The quits level and rate increased in April to 4 million workers, or 2.7%, according to the latest data from USBLS. The industries where the most employees quit their jobs included retail trade (106,000), professional and business services (94,000), and transportation, warehousing, and utilities (49,000). More workers quit their jobs in the South (3.1%) than in the Northeast (1.9%).
In the leisure and hospitality industry that includes restaurants and hotels, short-staffed employers are competing against one another by offering higher wages to job applicants. Not surprisingly, more than 740,000 leisure and hospitality workers quit their jobs in in April for a quit rate of 5.3% percent.
Total separations, which besides voluntary quits also includes layoffs, discharges and other separations such as retirements and deaths, increased to 5.8 million in April.

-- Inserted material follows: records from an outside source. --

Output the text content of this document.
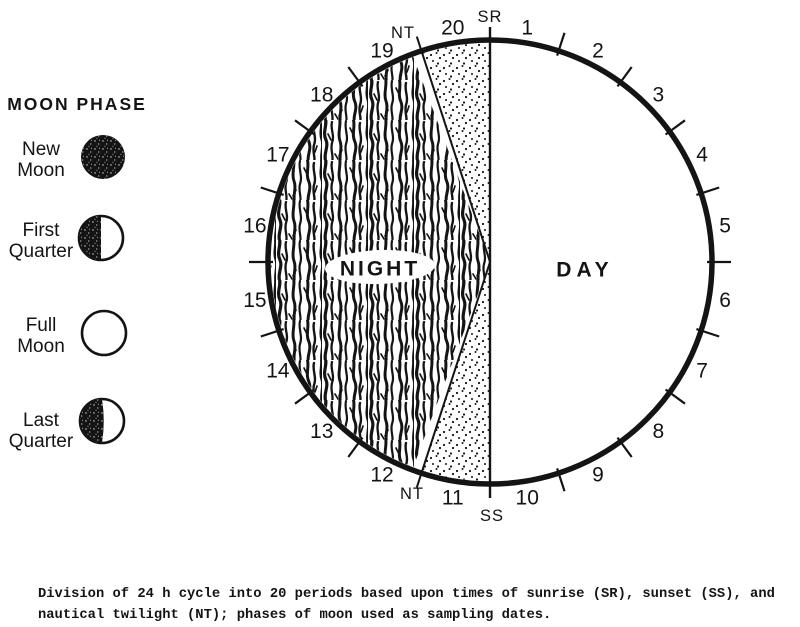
MOON PHASE
New
Moon
First
Quarter
Full
Moon
Last
Quarter
1
2
3
4
5
6
7
8
9
10
11
12
13
14
15
16
17
18
19
20
NIGHT	DAY
SR
SS
NT
NT
Division of 24 h cycle into 20 periods based upon times of sunrise (SR), sunset (SS), and
nautical twilight (NT); phases of moon used as sampling dates.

According to HR Dive, burnout may be the reason more workers are quitting their jobs. A survey by the executive coaching firm Challenger, Gray & Christmas noted this month that employees who work remotely and those who work on-site are all feeling stressed out from their jobs.
Andrew Challenger, the senior vice president of global outplacement at Challenger, Gray & Christmas, told HR Dive: “Some workers may find new jobs simply to take an extended period of time off between the end of their former jobs and the start of the new ones.”
Workers may feel compelled to take extended time off so that they qualify for unemployment benefits. This arrangement may be more appealing than clocking in every day, because working during the pandemic can harm one’s mental health, HR Dive says.
“Considering the link between emotional well-being and retention, mental health continues to be a worthwhile investment for employers,” writes HR Dive columnist Caroline Colvin.